On the 19th of August, 1887, occurred an important total eclipse of the sun, the track of which lay across Germany, Russia, Western Siberia, and Japan. At all suitable stations along the shadow track astronomers from all parts of the world established themselves; but at many eclipses observers had had bad fortune owing to the phenomenon at the critical moment being obscured. And on this account one astronomer determined on measures which should render his chances of a clear view a practical certainty. Professor Mendeleef, in Russia, resolved to engage a balloon, and by rising above the cloud barrier, should there be one, to have the eclipse all to himself.
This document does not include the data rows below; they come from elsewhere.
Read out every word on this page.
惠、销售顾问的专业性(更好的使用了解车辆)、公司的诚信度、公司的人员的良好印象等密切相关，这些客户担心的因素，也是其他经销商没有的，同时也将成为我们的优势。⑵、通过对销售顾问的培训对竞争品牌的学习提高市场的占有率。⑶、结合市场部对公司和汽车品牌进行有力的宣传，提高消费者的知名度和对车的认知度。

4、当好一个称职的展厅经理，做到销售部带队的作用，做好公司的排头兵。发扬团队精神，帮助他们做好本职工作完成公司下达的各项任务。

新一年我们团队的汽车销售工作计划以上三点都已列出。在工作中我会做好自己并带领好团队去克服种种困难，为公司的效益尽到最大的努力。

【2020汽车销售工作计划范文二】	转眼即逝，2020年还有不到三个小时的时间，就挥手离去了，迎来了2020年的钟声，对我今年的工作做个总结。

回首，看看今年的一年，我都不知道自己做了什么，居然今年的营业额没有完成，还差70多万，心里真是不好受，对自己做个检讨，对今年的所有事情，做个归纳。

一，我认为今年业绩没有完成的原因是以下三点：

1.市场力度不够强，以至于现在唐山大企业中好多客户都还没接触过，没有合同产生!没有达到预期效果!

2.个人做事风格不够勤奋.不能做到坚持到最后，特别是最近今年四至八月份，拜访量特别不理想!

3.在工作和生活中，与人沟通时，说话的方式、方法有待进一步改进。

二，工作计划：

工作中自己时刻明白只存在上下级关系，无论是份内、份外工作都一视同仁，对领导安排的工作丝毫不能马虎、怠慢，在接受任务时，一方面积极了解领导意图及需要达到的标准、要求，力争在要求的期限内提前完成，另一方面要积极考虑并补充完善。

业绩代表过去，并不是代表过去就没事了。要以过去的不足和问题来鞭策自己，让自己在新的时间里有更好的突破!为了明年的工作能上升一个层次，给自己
It was an example of fine enthusiasm, which, moreover, was presently put to a severe and unexpected test, for the balloon, when inflated, proved unable to take up both the aeronaut and the astronomer, whereupon the latter, though wholly inexperienced, had no alternative but to ascend alone, which, either by accident or choice, he actually did. Shooting up into space, he soon reached an altitude of 11,500 feet, where he obtained, even if he did not enjoy, an unobstructed view of the Corona. It may be supposed, however, that, owing to the novelty of his situation, his scientific observations may not have been so complete as they would have been on terra firma.